Each of the three main plantation types - rice, sugar and tobacco - required different ways of working and each had particular dangers for the slaves forced to work in them. In the South Carolina rice plantations, the hazards of the job included the unhealthy swamps that made up the rice fields and the poisonous snakes that lived there. The working day could be shorter as each worker had a set task to complete per day, but the mud and the swamps made the job exhausting. Sugar cane fields were painfully hard work with dangers from the tools and the natural hazards. At harvest time the work was so hard and constant that many slaves fell ill through being overworked.
Most houses were simple wooden huts with basic furniture inside, sometimes this could be added to with more if the slave bartered goods or if their owners particularly favoured them. Slave quarters could often be cramped and unpleasant and in poor economic times they could be awful. For slaves working on the very smallest of farms or plantations, home would be where ever they could find a bed for the night, usually in outbuildings or barns.
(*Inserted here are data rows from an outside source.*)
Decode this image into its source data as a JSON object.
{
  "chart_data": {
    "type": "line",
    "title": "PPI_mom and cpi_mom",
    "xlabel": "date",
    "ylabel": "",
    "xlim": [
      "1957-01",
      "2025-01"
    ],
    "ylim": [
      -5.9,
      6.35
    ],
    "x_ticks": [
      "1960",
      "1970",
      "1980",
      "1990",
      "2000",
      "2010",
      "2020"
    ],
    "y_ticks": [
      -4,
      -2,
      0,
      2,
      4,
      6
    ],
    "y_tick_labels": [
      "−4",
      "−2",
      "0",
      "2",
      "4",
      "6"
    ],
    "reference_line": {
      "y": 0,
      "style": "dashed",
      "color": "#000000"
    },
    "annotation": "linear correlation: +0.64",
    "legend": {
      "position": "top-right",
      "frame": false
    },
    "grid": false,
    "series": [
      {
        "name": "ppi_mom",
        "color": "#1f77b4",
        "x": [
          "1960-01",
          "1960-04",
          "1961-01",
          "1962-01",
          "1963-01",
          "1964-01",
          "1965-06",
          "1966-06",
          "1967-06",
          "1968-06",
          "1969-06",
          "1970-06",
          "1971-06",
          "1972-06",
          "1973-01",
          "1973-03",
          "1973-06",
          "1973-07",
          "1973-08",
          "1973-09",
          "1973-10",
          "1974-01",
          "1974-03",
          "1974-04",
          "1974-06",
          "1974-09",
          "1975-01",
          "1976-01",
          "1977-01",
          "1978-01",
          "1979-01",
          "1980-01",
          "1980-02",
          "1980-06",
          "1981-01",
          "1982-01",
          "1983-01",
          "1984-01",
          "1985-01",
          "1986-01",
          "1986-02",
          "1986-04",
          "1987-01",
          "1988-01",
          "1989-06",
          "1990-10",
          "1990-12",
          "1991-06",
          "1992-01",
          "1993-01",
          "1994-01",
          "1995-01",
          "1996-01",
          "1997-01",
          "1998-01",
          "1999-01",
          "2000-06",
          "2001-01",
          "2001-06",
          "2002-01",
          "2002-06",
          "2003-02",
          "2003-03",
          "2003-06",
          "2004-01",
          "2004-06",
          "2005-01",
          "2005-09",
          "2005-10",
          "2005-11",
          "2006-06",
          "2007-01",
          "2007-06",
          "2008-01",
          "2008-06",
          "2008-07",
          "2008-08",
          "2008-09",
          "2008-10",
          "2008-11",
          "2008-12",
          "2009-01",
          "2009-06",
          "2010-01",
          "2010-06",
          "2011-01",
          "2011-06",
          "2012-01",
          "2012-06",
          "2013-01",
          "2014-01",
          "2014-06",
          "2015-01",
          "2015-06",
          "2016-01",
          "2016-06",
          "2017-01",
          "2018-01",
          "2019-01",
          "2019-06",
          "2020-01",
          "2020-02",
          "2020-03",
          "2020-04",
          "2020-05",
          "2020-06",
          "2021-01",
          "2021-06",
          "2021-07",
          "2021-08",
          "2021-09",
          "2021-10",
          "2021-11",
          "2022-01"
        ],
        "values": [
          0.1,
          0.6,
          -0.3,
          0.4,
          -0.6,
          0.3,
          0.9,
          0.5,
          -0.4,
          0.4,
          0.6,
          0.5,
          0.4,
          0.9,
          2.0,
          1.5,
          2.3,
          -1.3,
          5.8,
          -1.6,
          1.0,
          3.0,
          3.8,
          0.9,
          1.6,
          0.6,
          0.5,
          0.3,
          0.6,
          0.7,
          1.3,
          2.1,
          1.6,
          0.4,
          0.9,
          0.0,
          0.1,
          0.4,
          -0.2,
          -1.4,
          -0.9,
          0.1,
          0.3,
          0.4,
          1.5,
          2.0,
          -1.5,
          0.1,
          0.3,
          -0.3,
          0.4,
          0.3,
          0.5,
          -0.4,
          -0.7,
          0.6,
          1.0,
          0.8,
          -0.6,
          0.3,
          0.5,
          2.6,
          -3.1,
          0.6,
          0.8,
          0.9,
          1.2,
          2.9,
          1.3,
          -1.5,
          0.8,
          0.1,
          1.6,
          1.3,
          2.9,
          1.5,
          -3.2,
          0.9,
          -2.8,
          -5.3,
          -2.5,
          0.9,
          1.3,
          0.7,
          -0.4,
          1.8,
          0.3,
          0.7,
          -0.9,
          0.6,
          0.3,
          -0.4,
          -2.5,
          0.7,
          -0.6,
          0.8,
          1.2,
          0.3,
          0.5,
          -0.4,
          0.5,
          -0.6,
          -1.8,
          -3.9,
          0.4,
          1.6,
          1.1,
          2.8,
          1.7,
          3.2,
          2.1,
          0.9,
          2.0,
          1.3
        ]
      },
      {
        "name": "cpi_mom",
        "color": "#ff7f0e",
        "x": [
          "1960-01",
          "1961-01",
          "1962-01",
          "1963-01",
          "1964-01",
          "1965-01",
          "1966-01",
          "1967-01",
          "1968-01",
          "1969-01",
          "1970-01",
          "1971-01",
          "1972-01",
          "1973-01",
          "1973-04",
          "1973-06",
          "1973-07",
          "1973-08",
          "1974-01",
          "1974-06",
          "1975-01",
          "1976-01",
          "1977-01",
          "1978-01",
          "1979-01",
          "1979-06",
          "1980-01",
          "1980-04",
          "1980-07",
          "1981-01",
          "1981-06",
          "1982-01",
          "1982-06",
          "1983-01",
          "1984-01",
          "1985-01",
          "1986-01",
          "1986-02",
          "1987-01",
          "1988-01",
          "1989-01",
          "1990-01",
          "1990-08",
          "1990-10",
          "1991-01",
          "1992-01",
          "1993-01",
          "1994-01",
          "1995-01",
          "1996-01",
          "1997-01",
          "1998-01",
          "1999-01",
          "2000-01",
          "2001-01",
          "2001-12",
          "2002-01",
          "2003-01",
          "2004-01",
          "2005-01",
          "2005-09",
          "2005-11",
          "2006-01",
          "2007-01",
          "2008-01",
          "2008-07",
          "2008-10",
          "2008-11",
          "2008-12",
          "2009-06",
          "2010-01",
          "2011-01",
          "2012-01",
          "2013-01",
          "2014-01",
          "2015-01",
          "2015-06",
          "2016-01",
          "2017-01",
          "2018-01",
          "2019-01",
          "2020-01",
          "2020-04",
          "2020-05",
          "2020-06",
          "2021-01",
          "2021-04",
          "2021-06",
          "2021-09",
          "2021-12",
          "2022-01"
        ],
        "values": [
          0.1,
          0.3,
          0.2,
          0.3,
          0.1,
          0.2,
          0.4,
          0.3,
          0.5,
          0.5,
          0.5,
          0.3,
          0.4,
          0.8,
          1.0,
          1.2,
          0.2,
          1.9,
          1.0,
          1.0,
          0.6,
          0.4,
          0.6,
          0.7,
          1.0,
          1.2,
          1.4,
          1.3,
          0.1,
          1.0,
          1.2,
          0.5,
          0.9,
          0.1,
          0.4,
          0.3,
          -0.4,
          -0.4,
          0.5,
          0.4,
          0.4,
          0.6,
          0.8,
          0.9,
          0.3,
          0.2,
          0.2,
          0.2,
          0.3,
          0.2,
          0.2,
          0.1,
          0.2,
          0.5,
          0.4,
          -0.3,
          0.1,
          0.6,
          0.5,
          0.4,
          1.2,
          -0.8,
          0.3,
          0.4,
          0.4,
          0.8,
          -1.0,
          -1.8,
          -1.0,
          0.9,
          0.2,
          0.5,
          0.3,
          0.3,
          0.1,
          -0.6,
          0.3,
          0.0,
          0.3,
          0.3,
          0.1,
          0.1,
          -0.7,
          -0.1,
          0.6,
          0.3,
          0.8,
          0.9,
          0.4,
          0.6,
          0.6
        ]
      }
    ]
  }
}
Their owners did not have the money or could not be bothered to provide a set home for them.
What Rights Did Slaves Have?
In the American colonies,
"A slave was chattel - an article of property that could be bought, punished, sold, loaned, used as collateral, or willed to another at an owner's whim. Slaves could not legally marry, own property, vote, serve as witnesses, serve on juries, or make contracts. The offspring of female slaves also belonged to their owners, regardless of whom their fathers were."